Comité
Consultatif de la Réserve Naturelle des Sept Iles -
27 novembre 2006
La réunion du Comité Consultatif de la Réserve
Naturelle des Sept Iles s'est tenue le 27 novembre 2006 à
la mairie de Perros-Guirec sous la présidence du Sous Préfet
de Lannion.
Le Directeur
de La DIREN, arrivé depuis seulement quelques mois à
Rennes, assistait à la réunion. Le Maire de Perros-Guirec
était également présent.
L'Archipel
Libre était représenté par son président
et son secrétaire.
L'exposé
de la L.P.O. sur ses activités de l'année écoulée
s'est déroulé suivant le rituel traditionnel (gestion
administrative, police de la nature, veille écologique
et recherche scientifique, fréquentation de la réserve,
sensibilisation, orientation du programme 2007, centre de soins,
réalisation du plan de gestion 2005-2009, éléments
budgétaires).
Cet exposé,
qui concernait pour l'essentiel les activités relevant
de la mission confiée à la L.P.O., ne comportait
pas d'éléments très nouveaux par rapport
aux années précédentes et ne conduit donc
pas à des commentaires détaillés.
Deux
points cependant suscitent notre inquiétude :
Le premier
est l'installation de fait de la L.P.O., mandatée par
la DIREN, sur le secteur marin voisin de l'Archipel, mais extérieur
à la réserve, ceci sous prétexte d'étude
de la faune et la flore sous-marine.
Selon la
L.P.O. ces études s'inscrivent dans la démarche
de diagnostic de la zone Natura 2000.
Nous ne
mettons pas en cause l'intérêt de ce diagnostic,
mais, alors qu'il existe en France et en Bretagne des organismes
de recherche indiscutables, tant sur le plan des compétences
en océanographie, que sur celui de l'équipement
en matériels de recherche (l'IFREMER par exemple pour
n'en citer qu'un) l'on peut s'étonner
de voir ces recherches sous-marines et leur coordination confiées
à des ornithologues.
Nous avons
toujours été favorables à un suivi de la
faune et de la flore sous-marine, mais dans un simple souci
d'efficacité, il semblerait légitime que ces études
et leur coordination soient totalement réalisées
sous l'autorité entière d'organismes officiels
spécialisés en océanographie, et totalement
indépendants dans leurs conclusions.

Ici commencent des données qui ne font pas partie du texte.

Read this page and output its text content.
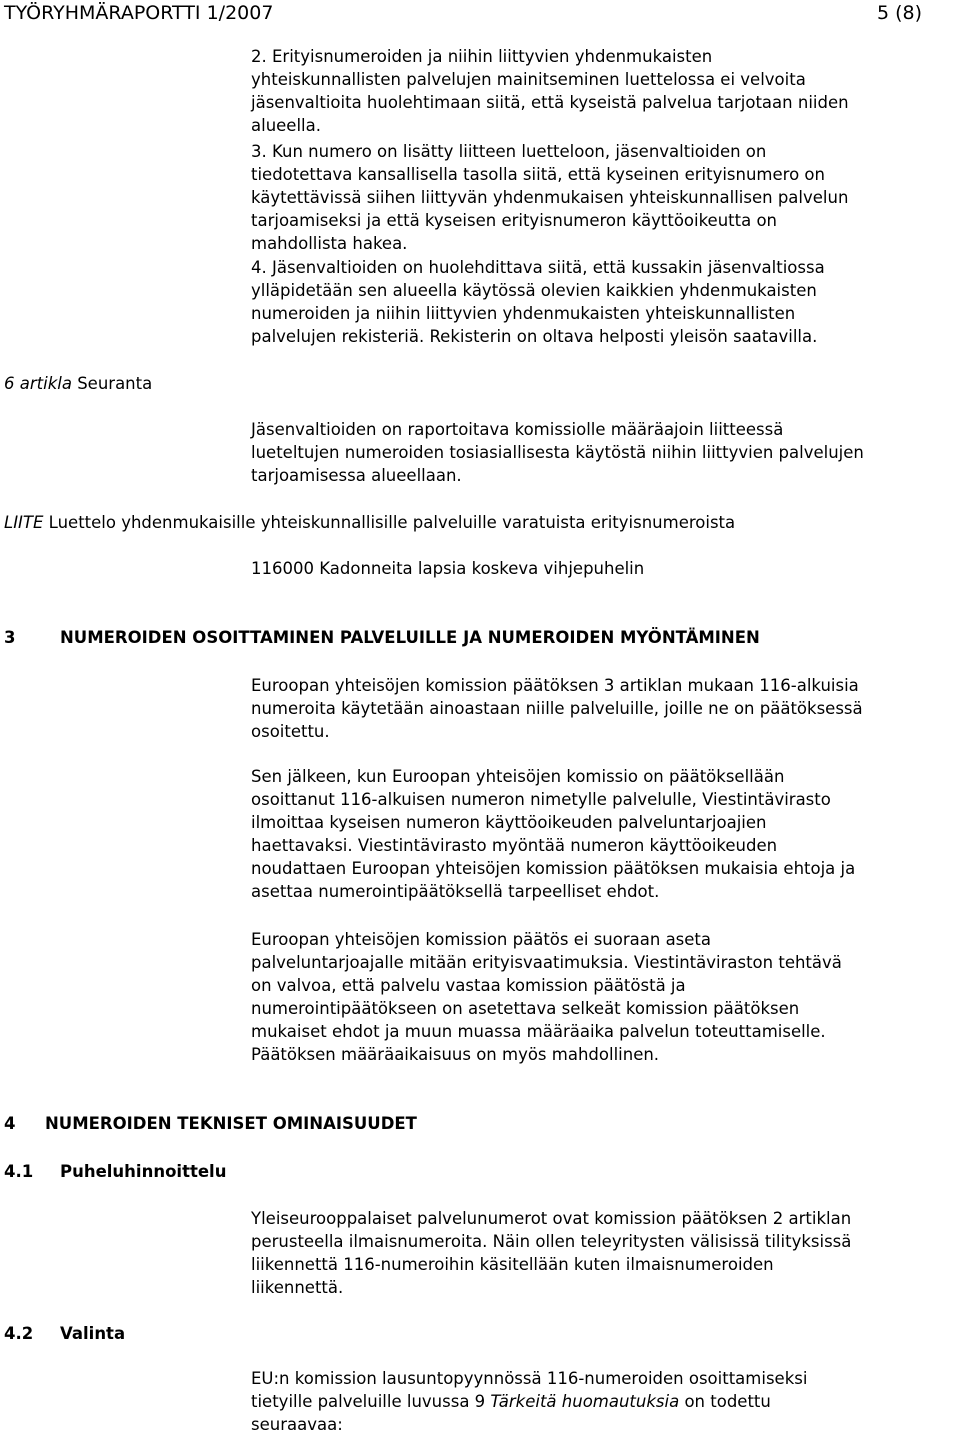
TYÖRYHMÄRAPORTTI 1/2007	5 (8)
2. Erityisnumeroiden ja niihin liittyvien yhdenmukaisten
yhteiskunnallisten palvelujen mainitseminen luettelossa ei velvoita
jäsenvaltioita huolehtimaan siitä, että kyseistä palvelua tarjotaan niiden
alueella.
3. Kun numero on lisätty liitteen luetteloon, jäsenvaltioiden on
tiedotettava kansallisella tasolla siitä, että kyseinen erityisnumero on
käytettävissä siihen liittyvän yhdenmukaisen yhteiskunnallisen palvelun
tarjoamiseksi ja että kyseisen erityisnumeron käyttöoikeutta on
mahdollista hakea.
4. Jäsenvaltioiden on huolehdittava siitä, että kussakin jäsenvaltiossa
ylläpidetään sen alueella käytössä olevien kaikkien yhdenmukaisten
numeroiden ja niihin liittyvien yhdenmukaisten yhteiskunnallisten
palvelujen rekisteriä. Rekisterin on oltava helposti yleisön saatavilla.
6 artikla Seuranta
Jäsenvaltioiden on raportoitava komissiolle määräajoin liitteessä
lueteltujen numeroiden tosiasiallisesta käytöstä niihin liittyvien palvelujen
tarjoamisessa alueellaan.
LIITE Luettelo yhdenmukaisille yhteiskunnallisille palveluille varatuista erityisnumeroista
116000 Kadonneita lapsia koskeva vihjepuhelin
3	NUMEROIDEN OSOITTAMINEN PALVELUILLE JA NUMEROIDEN MYÖNTÄMINEN
Euroopan yhteisöjen komission päätöksen 3 artiklan mukaan 116-alkuisia
numeroita käytetään ainoastaan niille palveluille, joille ne on päätöksessä
osoitettu.
Sen jälkeen, kun Euroopan yhteisöjen komissio on päätöksellään
osoittanut 116-alkuisen numeron nimetylle palvelulle, Viestintävirasto
ilmoittaa kyseisen numeron käyttöoikeuden palveluntarjoajien
haettavaksi. Viestintävirasto myöntää numeron käyttöoikeuden
noudattaen Euroopan yhteisöjen komission päätöksen mukaisia ehtoja ja
asettaa numerointipäätöksellä tarpeelliset ehdot.
Euroopan yhteisöjen komission päätös ei suoraan aseta
palveluntarjoajalle mitään erityisvaatimuksia. Viestintäviraston tehtävä
on valvoa, että palvelu vastaa komission päätöstä ja
numerointipäätökseen on asetettava selkeät komission päätöksen
mukaiset ehdot ja muun muassa määräaika palvelun toteuttamiselle.
Päätöksen määräaikaisuus on myös mahdollinen.
4 NUMEROIDEN TEKNISET OMINAISUUDET
4.1 Puheluhinnoittelu
Yleiseurooppalaiset palvelunumerot ovat komission päätöksen 2 artiklan
perusteella ilmaisnumeroita. Näin ollen teleyritysten välisissä tilityksissä
liikennettä 116-numeroihin käsitellään kuten ilmaisnumeroiden
liikennettä.
4.2 Valinta
EU:n komission lausuntopyynnössä 116-numeroiden osoittamiseksi
tietyille palveluille luvussa 9 Tärkeitä huomautuksia on todettu
seuraavaa:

Cette indépendance
est d'autant plus nécessaire que si ces conclusions étaient
tirées par la L.P.O. et conduisaient à une extension
de la réserve dont cette association serait la première
bénéficiaire, la position de la DIREN deviendrait
déontologiquement insoutenable.
Le second
point, lié au premier, concerne le plan de gestion 2005
- 2009 de la L.P.O., dont l'article 19 déclare vouloir
" réexaminer le projet d'extension de la réserve
naturelle sur le domaine marin au regard des conclusions du
Docob Natura 2000 ".
Natura 2000
deviendrait ainsi un instrument au service de l'extension de
la réserve, ce qui n'est évidemment pas la vocation
d'un organisme qui affirme vouloir respecter des activités
traditionnelles qui sont incompatibles avec une réserve.
Il résulte
toutefois de ce qui précède que la DIREN est toujours,
en 2006, à la recherche désespérée
d'une raison écologique pour justifier l'extension, et
qu'elle entend poursuivre ses recherches jusqu'en 2009. Lorsque
l'on se souvient qu'en 2000, le décret d'extension allait
être soumis à la signature du Premier Ministre,
il devient évident que c'était sans aucune justification
écologique mais plus vulgairement pour obtenir une augmentation
des subventions publiques.
En fait
le principal intérêt de ce Comité Consultatif
aura été de clarifier les positions des uns et
des autres.
Pour l'extension,
l'on retrouve tout naturellement la DIREN et la L.P.O.
Contre l'extension
l'on retrouve le Conseil Municipal de Perros-Guirec qui, dès
le 15 février 2000, majorité et opposition réunies,
donnait un avis défavorable à l'extension. L'on
retrouve aussi toutes les associations qui s'intéressent
à l'Archipel. Lorsqu'on sait que ces associations regroupent
près de trois mille adhérents, il est indiscutable
qu'elles reflètent l'avis d'une majorité de la
population.
D'un côté
donc des fonctionnaires de passage et une association qui a
son siège à Rochefort. De l'autre des élus
locaux et une population qui ont toujours su préserver
leur environnement et entendent ne pas en être dépossédés
pour faire progresser des carrières et augmenter des
subventions.
A chacun
de voir où se situe la voie démocratique.